Обойдем молчанием многие иные свойства этого странного растения, которые нетрудно вывести из указанных выше, вроде, например, способности в мирные времена находить пристанище среди полезных растений, как пырей в хлебах, или способности принимать облик полезных растений и питаться теми же соками и т. п.

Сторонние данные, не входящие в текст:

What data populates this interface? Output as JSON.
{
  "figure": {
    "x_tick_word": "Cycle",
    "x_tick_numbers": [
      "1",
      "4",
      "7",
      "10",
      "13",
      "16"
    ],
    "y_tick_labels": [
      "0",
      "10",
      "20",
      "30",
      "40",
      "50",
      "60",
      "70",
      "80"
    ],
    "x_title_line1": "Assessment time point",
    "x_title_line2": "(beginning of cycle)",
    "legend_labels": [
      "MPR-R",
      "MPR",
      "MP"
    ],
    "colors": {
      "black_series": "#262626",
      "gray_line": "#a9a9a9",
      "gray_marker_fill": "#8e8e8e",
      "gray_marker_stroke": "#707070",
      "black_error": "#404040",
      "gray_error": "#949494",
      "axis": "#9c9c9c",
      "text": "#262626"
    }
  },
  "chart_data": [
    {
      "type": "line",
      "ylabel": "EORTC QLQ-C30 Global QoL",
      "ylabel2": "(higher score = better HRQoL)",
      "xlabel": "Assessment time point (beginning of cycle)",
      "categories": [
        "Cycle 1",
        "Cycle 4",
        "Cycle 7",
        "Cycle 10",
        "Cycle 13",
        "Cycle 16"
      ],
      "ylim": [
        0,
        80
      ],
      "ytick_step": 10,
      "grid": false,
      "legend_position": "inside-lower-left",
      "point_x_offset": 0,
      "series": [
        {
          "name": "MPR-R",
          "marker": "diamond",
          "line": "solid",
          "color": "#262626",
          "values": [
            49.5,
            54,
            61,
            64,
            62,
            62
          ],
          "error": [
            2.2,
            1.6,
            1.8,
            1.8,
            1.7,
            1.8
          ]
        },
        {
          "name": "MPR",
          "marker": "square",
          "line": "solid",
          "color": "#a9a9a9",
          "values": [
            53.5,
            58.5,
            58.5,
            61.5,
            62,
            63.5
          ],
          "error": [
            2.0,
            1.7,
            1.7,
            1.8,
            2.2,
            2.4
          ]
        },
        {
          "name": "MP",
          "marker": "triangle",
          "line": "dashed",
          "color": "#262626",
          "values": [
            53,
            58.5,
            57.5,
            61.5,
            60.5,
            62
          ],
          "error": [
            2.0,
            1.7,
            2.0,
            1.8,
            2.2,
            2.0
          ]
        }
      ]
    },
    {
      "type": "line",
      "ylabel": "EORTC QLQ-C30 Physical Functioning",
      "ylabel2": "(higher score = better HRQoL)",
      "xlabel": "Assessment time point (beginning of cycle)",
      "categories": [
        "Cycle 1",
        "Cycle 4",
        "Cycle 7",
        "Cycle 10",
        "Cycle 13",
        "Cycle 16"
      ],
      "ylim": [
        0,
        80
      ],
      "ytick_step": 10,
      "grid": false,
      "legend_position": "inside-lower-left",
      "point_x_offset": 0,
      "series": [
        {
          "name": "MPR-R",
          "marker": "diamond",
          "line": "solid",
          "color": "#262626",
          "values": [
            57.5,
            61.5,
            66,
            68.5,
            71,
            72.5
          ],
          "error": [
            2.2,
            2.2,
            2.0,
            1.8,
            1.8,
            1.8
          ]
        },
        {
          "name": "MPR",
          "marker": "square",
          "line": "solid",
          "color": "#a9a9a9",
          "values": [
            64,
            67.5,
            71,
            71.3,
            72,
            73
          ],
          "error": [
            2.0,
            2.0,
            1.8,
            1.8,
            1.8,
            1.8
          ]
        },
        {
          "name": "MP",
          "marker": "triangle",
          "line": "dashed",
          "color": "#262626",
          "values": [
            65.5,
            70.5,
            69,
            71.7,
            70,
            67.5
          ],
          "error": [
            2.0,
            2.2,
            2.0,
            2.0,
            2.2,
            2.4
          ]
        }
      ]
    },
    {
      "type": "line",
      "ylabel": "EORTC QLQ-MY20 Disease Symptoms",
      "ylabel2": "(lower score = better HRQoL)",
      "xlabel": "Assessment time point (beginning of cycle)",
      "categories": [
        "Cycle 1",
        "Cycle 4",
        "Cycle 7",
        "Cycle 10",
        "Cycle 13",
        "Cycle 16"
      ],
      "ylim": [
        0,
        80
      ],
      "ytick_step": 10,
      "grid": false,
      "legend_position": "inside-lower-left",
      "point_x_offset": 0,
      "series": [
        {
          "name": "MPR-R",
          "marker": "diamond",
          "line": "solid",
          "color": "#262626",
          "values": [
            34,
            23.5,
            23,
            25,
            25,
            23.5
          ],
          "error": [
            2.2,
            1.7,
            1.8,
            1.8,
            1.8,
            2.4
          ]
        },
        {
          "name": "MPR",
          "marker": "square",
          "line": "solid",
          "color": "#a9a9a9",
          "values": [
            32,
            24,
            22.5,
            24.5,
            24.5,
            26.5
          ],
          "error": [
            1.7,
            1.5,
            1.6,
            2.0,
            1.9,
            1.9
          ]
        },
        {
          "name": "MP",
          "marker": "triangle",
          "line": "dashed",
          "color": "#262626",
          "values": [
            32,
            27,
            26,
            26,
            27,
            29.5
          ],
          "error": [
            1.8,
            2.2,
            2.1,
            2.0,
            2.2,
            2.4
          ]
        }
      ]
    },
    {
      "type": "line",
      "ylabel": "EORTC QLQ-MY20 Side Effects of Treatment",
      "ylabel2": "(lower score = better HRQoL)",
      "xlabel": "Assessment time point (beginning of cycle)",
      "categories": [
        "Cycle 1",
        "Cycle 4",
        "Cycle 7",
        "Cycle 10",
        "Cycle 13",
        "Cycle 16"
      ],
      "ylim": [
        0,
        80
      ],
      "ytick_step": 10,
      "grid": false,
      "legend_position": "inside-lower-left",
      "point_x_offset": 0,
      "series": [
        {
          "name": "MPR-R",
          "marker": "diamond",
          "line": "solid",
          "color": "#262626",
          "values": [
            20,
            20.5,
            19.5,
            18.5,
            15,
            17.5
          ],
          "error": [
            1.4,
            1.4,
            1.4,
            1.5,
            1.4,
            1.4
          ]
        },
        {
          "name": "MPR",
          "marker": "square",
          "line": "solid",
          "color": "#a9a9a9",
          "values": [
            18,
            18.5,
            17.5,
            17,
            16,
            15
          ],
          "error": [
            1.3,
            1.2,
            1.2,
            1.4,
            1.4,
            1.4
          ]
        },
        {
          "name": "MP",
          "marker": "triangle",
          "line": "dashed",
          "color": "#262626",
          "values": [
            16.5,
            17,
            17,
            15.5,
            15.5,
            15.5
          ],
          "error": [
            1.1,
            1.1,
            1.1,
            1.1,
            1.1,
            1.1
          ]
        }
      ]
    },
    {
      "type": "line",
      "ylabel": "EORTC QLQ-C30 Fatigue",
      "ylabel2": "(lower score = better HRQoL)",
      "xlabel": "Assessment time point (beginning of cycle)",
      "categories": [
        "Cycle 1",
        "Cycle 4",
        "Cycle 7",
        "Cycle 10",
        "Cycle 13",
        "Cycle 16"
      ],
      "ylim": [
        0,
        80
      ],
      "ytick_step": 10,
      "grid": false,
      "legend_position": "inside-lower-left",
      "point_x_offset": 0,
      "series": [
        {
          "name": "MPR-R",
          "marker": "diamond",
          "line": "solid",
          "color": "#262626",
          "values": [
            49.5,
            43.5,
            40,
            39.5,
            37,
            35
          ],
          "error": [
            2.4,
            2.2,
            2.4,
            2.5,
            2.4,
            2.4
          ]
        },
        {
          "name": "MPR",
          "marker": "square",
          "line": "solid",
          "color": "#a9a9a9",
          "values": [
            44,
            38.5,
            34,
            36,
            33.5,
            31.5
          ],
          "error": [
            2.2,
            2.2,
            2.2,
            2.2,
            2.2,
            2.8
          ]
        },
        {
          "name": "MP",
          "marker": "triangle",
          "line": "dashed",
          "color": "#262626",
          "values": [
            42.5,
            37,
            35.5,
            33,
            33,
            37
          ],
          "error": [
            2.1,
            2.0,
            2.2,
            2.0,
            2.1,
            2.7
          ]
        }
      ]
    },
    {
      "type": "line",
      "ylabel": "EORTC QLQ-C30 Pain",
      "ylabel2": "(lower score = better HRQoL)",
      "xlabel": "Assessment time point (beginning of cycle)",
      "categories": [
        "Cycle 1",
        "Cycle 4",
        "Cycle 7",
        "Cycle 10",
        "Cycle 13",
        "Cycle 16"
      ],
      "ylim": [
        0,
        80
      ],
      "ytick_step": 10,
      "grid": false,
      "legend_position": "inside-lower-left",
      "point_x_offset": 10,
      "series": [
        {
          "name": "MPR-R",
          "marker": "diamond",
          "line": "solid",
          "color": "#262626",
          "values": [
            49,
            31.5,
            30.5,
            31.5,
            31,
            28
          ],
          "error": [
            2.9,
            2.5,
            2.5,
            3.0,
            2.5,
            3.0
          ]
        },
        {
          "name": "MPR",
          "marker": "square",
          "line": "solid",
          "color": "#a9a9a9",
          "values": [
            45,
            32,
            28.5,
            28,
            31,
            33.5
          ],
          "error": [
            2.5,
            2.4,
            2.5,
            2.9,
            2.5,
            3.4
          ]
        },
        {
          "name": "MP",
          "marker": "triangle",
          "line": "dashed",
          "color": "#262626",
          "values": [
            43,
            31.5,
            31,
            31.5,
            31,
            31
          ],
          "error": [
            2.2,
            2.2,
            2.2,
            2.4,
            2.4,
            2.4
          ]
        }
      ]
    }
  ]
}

Таким образом, мятежник – это вредное и даже вреднейшее растение. Но, порождая яд, природа тут же создает и противоядие. Мудрая в данном случае, как и во всех иных случаях, природа сделала нам известными и особые средства, сопротивляться которым не способна никакая поросль мятежников. Это, прежде всего, великая бдительность и уничтожение его повсюду, где он начинает размножаться, как чертополох; а в целях профилактики их следует выкуривать порохом в таких пунктах Кастилии, где, как в Роа и других местах, они произрастают столь пышно. Их не пробовали еще выжигать, как стерню, н хотя это средство чаще применялось против ведьм, все же оно может оказаться подходящим и даже, как я полагаю, более действенным против мятежников, чем против колдуний. Конечно, наилучшим противоядием было бы воспитать во всех жителях любовь к своей родине и раскрыть им глаза, чтобы они увидели мятежников такими, каковы они на самом деле, и научились их различать. Но это – более долгий способ и является делом будущего, а для прошлого уже непригоден. В заключение мы можем, кроме того, сказать, что благонамеренному земледельцу не составит никакого труда сбор мятежников, ибо, как отлично показал опыт, это растение в крайней беде способно также переносить зиму, можно сказать, на весу. Ясно и несомненно, что, будучи повешенным и основательно оторванным от родной почвы, питающей его своими соками, этот сорняк, как и остальные растения, теряет свою силу, то есть злокачественность. Это последнее средство имеет лишь то неудобство, что, прибегнув к нему, надо вешать мятежников одного за другим, а это – длительная операция. Кроме того, мы противники крайних средств, продиктованных отчаянием. Так что, как нам кажется, лучшее из всех возможных средств против мятежников – это то, которое связано с порохом, а еще более действенное – это просвещение, ибо свет их высушивает и при нем они, посрамленные и ослепленные, гибнут.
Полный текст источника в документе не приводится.